Do you agree that the ability to recognise God as the Creator of heaven and earth is a step of faith? Or do you think that you could prove intellectually from the evidence of and in the world that there must be a creator, so that whether someone was a Christian or not, they could agree that ‘God created the world’?
Do you think that creation bears witness to the glory and goodness of God? What would you say to someone who thought that nature was a brutal and cruel thing, and that they couldn’t understand how we could worship a ‘god’ who made a world like this one?
Read Psalm 19
What does David mean when using phrases like: ‘the heavens declare …’ (v.1), ‘the skies proclaim the work of His hands’ (v.1, see also vv. 2 & 4 for similar phrases)? How much of God and the Gospel is revealed in Creation?
What do we learn from the sun (vv.4-6)? Why does David compare it to a bridegroom and a champion (v.5)?
Can you think of other examples in the Bible where the dynamics of the seen creation are used to illustrate spiritual reality?
Why does David shift the focus of the Psalm from the heavens and the skies (vv.1-6) to the Law, statutes, precepts etc. of the Lord (vv.7-10)?
How does the consideration of the heavens and the Words of the Lord together lead to confession of sin and pursuit of holiness (vv.12-13)? Or do you think these verses are a response only to vv.7-10? If so, what is the point of vv.1-6?

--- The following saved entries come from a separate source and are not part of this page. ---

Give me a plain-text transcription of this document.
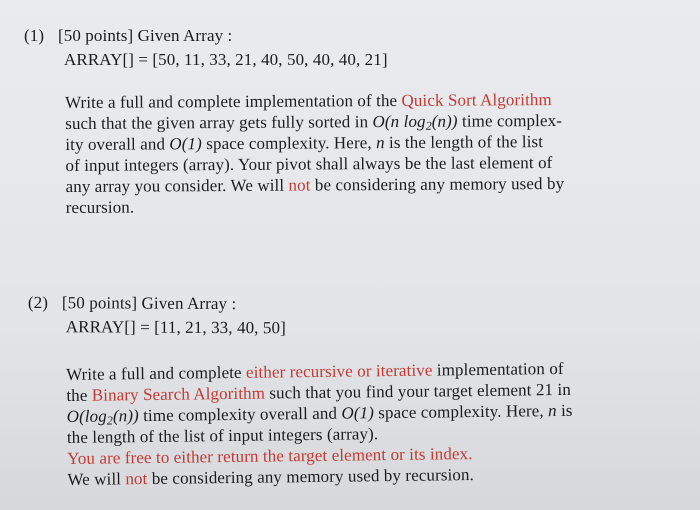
(1) [50 points] Given Array :
ARRAY[] = [50, 11, 33, 21, 40, 50, 40, 40, 21]
Write a full and complete implementation of the Quick Sort Algorithm
such that the given array gets fully sorted in O(n $\log_2(n)$) time complex-
ity overall and O(1) space complexity. Here, n is the length of the list
of input integers (array). Your pivot shall always be the last element of
any array you consider. We will not be considering any memory used by
recursion.
(2) [50 points] Given Array :
ARRAY[] = [11, 21, 33, 40, 50]
Write a full and complete either recursive or iterative implementation of
the Binary Search Algorithm such that you find your target element 21 in
$O(\log_2(n))$ time complexity overall and O(1) space complexity. Here, n is
the length of the list of input integers (array).
You are free to either return the target element or its index.
We will not be considering any memory used by recursion.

What is the connection between the words of the heavens & skies; the words of the Lord, and the words of the Psalmist (v.14)? When would you use this Psalm in your own life of worship?
I lift up my eyes to the hills. From where does my help come? My help comes from the Lord, who made heaven and earth. He will not let your foot be moved;
He who keeps you will not slumber. Behold, He who keeps Israel will neither slumber nor sleep.
For further reflection:
We often fall into the trap of thinking that we can deduce, and indeed argue for, the fact of God’s (i.e. a creator) existence from the fact of creation’s existence: ‘Look at the beauty of this sunset. How can you not believe in God?’ The philosophical name for this kind of thinking is the ‘cosmological argument’. Closely related to it is another kind of argument that seeks to infer from the complexity, purposefulness and intricacy of this world an intelligent, intentional designer. These arguments have been employed by Christians and non-Christians alike… that in itself should give us pause for thought.
Pagan philosophers such as the ancient Greek thinker, Aristotle; Islamic scholars such as Al-Ghazali in the Middle Ages; and Deists such as William Paley in 19th century have all used these kinds of arguments. Deists believe in a distant and probably disinterested god who created the universe and then left it to run its course. That view of god is encouraged by Paley’s famous ‘watch’ argument: if you found a discarded watch that bears the characteristics of design and intention you would naturally assume it was created for a purpose – even if you didn’t know what a watch was. Paley argued that as we observe the universe, we could by analogy reasonably assume the existence of designer.
But do arguments like this help us as we seek to proclaim Jesus? Even if we do manage to convince someone that ‘god’ exists, are they closer to believing in the Living God who is Father, Son and Holy Spirit. Belief in God is not necessarily a good thing. There are many people in the Bible who believe in god. Not all of them are Christians. Many are idolaters. And idolatry is a sin. We cannot be content with such arguments. Indeed it might be that we need to reason in the opposite direction, that we need to begin with our understanding of God, and then move to this God creating. Only then can we understand our world.